Regarding MRI characteristics of multiple sclerosis plaques, which finding is MOST specific for active demyelinating lesions?

  • A Gadolinium-enhancing lesion indicating active blood-brain barrier breakdown
  • B T2/FLAIR hyperintense lesion perpendicular to the corpus callosum (Dawson's fingers)
  • C T1 hypointense 'black holes' representing irreversible axonal loss
  • D Cortical/juxtacortical lesion distribution
Correct answer: A. Gadolinium-enhancing lesion indicating active blood-brain barrier breakdown

Explanation

Gadolinium enhancement in MS lesions indicates active inflammation with blood-brain barrier breakdown, and is the most specific marker of an active demyelinating plaque (typically persisting 4-8 weeks).
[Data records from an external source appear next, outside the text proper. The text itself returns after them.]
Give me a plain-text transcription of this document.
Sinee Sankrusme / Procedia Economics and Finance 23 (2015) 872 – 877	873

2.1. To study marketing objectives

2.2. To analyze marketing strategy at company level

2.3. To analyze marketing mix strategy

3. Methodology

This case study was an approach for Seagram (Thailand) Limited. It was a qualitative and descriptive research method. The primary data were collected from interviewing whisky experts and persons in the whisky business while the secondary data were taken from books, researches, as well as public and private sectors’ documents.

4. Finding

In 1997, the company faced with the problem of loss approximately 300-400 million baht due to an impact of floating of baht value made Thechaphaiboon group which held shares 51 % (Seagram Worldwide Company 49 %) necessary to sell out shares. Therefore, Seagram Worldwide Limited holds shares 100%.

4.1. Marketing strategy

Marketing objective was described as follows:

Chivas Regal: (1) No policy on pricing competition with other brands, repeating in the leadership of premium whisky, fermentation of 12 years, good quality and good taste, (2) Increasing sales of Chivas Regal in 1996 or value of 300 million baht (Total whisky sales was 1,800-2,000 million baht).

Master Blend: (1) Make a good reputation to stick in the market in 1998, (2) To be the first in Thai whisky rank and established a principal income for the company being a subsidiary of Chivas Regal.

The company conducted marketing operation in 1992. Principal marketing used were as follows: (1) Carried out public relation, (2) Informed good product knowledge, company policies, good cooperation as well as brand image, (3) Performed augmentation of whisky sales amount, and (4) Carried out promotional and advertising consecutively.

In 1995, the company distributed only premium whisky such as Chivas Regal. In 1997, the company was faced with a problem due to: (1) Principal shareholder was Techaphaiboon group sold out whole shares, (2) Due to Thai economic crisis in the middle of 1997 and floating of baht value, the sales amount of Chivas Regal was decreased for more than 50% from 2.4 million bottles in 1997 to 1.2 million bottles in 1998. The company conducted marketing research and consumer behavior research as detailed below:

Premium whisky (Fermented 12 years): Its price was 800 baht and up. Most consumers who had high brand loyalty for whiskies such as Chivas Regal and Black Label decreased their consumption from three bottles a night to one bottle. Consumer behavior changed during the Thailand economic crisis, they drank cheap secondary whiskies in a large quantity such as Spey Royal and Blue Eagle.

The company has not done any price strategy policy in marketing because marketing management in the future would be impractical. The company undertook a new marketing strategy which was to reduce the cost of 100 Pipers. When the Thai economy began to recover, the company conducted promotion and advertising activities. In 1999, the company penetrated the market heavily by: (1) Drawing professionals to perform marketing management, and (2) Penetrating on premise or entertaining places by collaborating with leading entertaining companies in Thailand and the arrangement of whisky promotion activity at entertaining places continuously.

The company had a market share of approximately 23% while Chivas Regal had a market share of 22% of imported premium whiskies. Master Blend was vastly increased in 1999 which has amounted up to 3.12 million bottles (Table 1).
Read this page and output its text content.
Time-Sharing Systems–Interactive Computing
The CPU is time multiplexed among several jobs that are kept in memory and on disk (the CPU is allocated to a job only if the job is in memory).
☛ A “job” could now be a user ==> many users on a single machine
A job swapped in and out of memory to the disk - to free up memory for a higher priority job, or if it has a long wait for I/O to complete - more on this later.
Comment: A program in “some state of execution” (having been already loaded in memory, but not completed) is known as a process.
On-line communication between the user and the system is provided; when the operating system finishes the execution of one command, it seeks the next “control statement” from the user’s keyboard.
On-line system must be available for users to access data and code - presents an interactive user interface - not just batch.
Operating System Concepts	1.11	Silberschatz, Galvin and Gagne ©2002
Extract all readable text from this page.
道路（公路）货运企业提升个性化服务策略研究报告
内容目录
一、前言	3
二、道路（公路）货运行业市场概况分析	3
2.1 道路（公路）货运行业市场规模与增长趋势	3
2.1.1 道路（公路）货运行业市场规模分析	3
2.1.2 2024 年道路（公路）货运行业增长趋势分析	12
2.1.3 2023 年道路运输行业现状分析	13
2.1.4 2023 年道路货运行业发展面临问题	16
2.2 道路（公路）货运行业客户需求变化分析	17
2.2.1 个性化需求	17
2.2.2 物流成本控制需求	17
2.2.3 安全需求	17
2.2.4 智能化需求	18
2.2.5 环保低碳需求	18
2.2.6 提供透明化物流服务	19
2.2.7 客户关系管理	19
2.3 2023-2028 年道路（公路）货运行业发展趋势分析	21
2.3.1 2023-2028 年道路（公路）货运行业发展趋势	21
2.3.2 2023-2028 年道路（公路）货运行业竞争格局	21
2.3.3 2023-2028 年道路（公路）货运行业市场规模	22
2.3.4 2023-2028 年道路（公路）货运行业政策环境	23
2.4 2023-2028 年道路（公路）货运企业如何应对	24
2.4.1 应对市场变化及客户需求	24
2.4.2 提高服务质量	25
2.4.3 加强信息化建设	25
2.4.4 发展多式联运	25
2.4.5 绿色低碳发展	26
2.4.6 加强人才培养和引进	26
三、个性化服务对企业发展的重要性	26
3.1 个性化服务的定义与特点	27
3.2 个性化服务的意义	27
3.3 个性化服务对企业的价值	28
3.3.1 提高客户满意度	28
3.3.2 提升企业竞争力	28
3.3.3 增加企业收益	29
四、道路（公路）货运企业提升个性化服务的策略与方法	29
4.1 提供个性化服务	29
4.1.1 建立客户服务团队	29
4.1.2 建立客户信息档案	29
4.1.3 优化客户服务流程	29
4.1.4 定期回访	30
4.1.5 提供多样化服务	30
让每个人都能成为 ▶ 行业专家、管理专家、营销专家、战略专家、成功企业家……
Dawson's fingers (periventricular T2-hyperintense lesions perpendicular to the ventricles along medullary veins) are a classic diagnostic finding but do not distinguish active from chronic lesions. T1 black holes represent chronic irreversible axonal loss. Cortical lesions are better seen on 3D FLAIR/DIR sequences and reflect disease burden but not activity specifically.

Reference: Grainger & Allison's Diagnostic Radiology, 7th ed.